# Bolens Riding Mower Help



## Fister029 (Jun 19, 2012)

I have a Bolens rider, model 13AN683G163

The mower was purchased for 200 thinking I had a steal but instead got money pit. Either way I'm determined to keep it going. 

My latest and greatest issue is that the mower seems to have no power when on an un even surface. It will pull part of the way up a small incline (not a hill), just a minor incline in the yard and then just stops. No matter what gear it's in 1-8 it does it. I have thought about replacing the belts but figure I should seek some advice first. The spark plug is new as is the fuel filter so that shouldn't be an issue. Any help?


----------



## 30yearTech (Sep 14, 2006)

Check the drive belts, pulleys and tension springs. A broken tension spring can cause the drive to slip.


----------



## xxrachelxx (Jan 12, 2012)

*hmmm*

yes i am a girl but i have been a small engine mechanic since i was 12. this sounds more like a carb issue to me. like its not revving high enough so it could be a governor issue to me...


----------



## 30yearTech (Sep 14, 2006)

xxrachelxx said:


> yes i am a girl but i have been a small engine mechanic since i was 12. this sounds more like a carb issue to me. like its not revving high enough so it could be a governor issue to me...


Hi Rachel and welcome to Hobby Talk!

Unless the engine quits, then it's not a carburetor or governor issue, and since the op indicated that it did not matter what gear (speed) the lever was in. I take this to mean that mower quits moving, an issue with the drive.
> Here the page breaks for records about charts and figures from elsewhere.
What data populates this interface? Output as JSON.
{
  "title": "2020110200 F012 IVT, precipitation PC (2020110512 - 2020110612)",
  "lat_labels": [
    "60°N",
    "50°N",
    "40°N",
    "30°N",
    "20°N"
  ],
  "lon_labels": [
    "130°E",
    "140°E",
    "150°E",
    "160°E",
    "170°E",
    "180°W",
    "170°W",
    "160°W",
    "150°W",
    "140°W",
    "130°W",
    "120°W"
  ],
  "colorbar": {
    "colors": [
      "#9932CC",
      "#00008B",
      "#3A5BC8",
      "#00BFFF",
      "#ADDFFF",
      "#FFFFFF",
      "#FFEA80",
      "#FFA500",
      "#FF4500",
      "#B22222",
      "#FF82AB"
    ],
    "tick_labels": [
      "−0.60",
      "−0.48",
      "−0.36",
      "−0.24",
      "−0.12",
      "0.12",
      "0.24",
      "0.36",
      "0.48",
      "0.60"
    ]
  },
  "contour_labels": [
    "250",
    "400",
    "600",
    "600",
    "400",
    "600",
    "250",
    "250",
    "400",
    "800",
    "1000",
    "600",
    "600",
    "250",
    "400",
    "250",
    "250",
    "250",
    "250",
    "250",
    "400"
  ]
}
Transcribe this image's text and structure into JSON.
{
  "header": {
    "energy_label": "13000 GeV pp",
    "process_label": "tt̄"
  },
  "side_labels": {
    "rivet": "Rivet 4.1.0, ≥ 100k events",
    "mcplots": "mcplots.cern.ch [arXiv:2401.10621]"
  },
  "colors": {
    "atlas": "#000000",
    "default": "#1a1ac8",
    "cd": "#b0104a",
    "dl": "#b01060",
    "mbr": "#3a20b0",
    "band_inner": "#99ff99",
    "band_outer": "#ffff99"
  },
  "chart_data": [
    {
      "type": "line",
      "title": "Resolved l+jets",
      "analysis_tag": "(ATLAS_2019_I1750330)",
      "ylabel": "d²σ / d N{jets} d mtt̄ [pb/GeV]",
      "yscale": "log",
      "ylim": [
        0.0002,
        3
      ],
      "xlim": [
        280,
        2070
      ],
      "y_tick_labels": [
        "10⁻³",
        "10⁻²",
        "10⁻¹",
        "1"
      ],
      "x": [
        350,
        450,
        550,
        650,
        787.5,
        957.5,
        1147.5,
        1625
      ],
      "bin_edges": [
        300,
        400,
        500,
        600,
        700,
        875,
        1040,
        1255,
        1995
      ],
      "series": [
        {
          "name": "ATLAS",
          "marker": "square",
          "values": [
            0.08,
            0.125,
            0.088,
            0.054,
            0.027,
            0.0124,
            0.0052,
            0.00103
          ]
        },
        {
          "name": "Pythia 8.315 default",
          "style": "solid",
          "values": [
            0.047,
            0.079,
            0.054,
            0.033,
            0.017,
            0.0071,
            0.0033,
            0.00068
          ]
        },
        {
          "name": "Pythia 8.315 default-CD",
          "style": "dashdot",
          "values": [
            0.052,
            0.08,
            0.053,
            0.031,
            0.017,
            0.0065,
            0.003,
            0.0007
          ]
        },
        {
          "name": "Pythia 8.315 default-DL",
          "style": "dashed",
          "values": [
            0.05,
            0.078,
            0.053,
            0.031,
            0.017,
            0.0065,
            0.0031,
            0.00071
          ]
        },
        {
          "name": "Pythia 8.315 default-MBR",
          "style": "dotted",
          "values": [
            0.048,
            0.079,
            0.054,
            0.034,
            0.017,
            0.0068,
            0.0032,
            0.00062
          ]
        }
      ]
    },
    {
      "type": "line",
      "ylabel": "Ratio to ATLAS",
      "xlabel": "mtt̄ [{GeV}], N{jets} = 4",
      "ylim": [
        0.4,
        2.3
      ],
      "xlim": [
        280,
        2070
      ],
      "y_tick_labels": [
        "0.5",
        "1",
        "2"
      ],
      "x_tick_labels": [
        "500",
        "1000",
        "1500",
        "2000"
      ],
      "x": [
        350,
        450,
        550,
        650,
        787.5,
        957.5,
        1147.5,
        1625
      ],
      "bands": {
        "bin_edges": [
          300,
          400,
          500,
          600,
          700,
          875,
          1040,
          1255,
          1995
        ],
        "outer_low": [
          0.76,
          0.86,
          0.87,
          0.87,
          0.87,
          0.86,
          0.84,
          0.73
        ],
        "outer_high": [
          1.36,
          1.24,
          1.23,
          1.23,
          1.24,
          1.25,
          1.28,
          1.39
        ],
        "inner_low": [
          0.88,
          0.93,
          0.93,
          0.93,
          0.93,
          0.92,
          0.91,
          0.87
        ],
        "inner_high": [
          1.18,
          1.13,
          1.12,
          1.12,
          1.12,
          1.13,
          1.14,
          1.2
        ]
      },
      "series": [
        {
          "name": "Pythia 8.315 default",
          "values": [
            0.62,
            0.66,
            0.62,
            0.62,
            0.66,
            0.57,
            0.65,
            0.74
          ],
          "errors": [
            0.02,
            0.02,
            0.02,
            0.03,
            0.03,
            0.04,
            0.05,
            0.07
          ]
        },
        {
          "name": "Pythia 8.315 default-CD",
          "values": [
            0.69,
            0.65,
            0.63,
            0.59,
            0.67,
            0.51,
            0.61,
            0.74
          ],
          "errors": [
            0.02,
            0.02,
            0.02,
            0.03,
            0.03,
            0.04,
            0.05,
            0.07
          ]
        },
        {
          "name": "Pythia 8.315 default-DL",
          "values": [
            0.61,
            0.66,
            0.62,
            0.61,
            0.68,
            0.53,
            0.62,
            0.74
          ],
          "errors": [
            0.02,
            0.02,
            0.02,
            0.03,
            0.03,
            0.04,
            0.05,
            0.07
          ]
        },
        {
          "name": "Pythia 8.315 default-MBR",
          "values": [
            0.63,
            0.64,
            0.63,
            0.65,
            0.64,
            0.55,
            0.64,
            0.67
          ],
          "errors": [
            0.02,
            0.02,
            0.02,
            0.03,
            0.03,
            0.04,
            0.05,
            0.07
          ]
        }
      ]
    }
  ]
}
This unit actually only has a single speed transmission, the belt drive utilizes a variable speed pulley setup that changes ground speed. Proper tension on the drive belts is very important for this setup to work properly.


----------



## Rentahusband (Aug 25, 2008)

Welcome XXRachelXX!!


----------



## xxrachelxx (Jan 12, 2012)

*lol*

lol i thought he ment the mower just died. im sorry i misunderstood


----------



## Rentahusband (Aug 25, 2008)

Agree, sounds like a belt issue.


----------